Charles continued, “I can still consecrate the Eucharist, though I’m not supposed to.” As if he would run around randomly turning bread into the flesh of Jesus. “More meaningfully, I can still hear the confessions of the dying and confer absolution. Of course I can do anything given to all baptized Catholics, such as baptizing infants in danger of death. But there’s a far longer list of what I can’t do.

“What will you do now? For a living, I mean.” Erik leaned forward slightly over the table. “Anything I have is yours. You know that. But you also know I haven’t got much.”

“It's an incredibly kind offer. But I guess I’ll have to live off the family millions.”

“Charles, be serious. You have to think of these things.”

He was so concerned. They still had so much to learn about each other; the prospect filled Charles with a slow, dawning joy. “I’m going out to my family home in Westchester County tonight. Can you come with me? Take the train in tomorrow morning, or maybe call in sick for once. I’d like to have you with me.”

“I can take a day off,” Erik said. “Your sister – what will we tell her?”

“The truth. Raven will understand, and be discreet.” And Erik would stop worrying about Charles’ financial situation. “Then we’ll figure out what I do next.”

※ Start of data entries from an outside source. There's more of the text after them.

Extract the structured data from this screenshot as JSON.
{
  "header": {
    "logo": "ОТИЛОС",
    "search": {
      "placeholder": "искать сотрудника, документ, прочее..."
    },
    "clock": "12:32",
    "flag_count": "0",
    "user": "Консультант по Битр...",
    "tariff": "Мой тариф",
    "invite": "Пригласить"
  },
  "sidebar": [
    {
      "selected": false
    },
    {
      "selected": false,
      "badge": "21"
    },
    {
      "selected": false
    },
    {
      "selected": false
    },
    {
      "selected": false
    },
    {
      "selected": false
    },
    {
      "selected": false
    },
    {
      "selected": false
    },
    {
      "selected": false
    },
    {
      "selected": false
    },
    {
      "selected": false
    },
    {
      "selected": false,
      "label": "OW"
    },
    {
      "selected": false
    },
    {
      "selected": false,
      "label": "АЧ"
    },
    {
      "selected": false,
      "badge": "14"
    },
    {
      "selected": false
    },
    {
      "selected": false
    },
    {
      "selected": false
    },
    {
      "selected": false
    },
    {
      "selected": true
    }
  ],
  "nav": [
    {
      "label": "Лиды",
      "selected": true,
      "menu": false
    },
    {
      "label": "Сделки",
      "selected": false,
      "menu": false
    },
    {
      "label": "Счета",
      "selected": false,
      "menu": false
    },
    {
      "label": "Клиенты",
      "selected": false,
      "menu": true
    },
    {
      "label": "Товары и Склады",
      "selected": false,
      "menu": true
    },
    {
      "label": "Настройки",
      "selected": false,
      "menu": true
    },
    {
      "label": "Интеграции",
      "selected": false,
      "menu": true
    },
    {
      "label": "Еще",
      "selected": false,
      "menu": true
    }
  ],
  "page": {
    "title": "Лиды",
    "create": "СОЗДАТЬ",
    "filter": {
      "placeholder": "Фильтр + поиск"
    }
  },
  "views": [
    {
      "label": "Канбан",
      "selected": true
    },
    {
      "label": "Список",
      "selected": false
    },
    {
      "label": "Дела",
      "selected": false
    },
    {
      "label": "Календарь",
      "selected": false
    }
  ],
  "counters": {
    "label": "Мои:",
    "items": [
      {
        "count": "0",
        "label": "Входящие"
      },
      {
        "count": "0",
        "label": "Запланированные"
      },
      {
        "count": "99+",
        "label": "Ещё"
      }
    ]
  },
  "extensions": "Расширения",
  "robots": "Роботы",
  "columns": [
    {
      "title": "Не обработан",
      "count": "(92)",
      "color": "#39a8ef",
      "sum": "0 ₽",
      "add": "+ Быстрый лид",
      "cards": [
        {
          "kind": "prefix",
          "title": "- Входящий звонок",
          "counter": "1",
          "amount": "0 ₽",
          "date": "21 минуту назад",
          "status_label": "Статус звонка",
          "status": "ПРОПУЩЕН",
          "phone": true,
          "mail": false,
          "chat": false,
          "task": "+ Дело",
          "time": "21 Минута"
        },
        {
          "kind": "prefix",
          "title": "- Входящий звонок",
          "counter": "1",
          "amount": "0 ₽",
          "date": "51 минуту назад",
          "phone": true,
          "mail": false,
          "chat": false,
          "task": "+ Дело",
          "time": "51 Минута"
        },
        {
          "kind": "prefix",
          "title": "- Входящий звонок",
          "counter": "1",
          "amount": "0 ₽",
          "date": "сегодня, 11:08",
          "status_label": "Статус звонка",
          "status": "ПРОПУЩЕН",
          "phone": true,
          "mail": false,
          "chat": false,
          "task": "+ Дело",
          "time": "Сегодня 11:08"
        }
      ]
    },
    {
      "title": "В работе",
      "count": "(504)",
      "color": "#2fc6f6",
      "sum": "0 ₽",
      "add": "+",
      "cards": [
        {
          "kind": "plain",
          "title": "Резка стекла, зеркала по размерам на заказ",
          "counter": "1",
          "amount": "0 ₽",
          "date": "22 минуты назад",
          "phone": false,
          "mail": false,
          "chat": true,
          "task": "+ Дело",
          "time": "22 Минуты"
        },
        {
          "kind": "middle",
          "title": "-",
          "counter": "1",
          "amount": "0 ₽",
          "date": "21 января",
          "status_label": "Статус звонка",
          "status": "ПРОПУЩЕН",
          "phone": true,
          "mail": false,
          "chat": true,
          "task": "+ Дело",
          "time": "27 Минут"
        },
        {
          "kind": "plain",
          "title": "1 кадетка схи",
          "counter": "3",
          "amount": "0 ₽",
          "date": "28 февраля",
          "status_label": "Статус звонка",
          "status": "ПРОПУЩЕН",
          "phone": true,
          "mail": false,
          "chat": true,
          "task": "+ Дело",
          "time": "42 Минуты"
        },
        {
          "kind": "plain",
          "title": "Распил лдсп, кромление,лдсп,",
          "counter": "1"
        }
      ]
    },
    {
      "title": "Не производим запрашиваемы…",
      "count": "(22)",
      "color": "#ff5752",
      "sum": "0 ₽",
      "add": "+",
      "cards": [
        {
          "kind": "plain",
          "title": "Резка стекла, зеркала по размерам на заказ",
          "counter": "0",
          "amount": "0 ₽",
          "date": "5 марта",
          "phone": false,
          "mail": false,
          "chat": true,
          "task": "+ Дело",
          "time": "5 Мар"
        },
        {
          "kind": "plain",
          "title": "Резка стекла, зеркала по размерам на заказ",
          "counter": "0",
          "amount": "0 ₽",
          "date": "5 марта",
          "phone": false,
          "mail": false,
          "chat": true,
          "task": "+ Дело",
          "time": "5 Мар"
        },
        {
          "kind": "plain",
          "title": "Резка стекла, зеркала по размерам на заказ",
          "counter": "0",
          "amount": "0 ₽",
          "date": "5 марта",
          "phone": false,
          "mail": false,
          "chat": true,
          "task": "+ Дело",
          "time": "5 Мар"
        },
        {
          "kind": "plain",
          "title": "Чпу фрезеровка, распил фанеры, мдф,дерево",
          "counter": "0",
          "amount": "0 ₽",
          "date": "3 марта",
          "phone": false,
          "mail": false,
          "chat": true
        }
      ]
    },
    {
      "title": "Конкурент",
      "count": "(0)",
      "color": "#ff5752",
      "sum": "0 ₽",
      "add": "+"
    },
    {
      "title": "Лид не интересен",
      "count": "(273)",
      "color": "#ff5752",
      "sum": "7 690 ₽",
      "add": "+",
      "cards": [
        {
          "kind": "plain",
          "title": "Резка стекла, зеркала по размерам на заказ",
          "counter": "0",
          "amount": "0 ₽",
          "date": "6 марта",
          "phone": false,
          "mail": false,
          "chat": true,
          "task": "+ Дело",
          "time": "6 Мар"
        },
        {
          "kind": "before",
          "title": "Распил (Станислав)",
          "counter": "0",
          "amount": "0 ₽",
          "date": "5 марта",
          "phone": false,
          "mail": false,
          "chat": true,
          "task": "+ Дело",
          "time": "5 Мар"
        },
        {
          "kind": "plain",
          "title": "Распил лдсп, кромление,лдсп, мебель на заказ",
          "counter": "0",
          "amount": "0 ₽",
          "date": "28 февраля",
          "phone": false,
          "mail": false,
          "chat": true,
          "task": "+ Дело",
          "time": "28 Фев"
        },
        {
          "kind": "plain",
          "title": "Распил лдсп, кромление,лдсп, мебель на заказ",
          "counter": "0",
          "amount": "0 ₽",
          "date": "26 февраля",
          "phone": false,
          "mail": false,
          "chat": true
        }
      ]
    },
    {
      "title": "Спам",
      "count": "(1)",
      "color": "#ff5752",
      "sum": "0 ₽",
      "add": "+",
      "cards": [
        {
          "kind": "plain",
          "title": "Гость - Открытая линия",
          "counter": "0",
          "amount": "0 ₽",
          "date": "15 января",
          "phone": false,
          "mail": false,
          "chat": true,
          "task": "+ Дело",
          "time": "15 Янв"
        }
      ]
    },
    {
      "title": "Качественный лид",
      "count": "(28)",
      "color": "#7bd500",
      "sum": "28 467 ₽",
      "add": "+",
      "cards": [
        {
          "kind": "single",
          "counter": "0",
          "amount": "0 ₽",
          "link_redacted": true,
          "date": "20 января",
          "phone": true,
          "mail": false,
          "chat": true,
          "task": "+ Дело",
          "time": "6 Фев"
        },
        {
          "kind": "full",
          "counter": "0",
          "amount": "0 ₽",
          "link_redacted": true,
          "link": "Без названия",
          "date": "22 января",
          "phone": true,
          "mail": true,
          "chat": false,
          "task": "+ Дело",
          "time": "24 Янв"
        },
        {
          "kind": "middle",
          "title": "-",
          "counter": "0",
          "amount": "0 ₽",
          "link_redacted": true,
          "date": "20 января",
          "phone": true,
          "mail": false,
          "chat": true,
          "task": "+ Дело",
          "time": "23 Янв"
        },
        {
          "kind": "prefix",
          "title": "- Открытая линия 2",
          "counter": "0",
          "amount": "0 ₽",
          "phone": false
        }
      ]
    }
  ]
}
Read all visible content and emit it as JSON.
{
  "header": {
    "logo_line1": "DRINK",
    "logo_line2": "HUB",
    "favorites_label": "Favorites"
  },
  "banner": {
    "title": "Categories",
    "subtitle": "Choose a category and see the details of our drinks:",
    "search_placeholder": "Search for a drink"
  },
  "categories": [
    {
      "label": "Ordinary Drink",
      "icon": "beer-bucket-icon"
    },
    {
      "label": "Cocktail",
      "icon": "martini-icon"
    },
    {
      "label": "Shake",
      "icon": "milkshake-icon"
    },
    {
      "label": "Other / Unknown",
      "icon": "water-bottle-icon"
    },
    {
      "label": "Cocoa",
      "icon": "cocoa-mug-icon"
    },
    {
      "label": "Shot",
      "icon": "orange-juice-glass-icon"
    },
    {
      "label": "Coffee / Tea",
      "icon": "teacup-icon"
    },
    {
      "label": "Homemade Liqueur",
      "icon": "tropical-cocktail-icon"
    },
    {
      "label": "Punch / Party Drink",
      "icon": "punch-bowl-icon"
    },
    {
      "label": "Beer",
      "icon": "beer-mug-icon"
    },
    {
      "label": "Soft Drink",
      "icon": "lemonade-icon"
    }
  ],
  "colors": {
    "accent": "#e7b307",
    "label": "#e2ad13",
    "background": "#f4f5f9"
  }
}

“You’ll come in to Immigrant Outreach on Tuesday. Just like you always did. I’m in charge, and if I want you as a volunteer there, that’s the end of it. You’re still needed, Charles. You still have so much to do.”

Charles nodded, knowing this much to be true. He could still serve. He could still pray for guidance. The closeness to his fellow man he had learned through loving Erik would only become more true, not less. He would continue to try to discern the unfolding call of God.

This was not the end of a journey of faith. Only the beginning.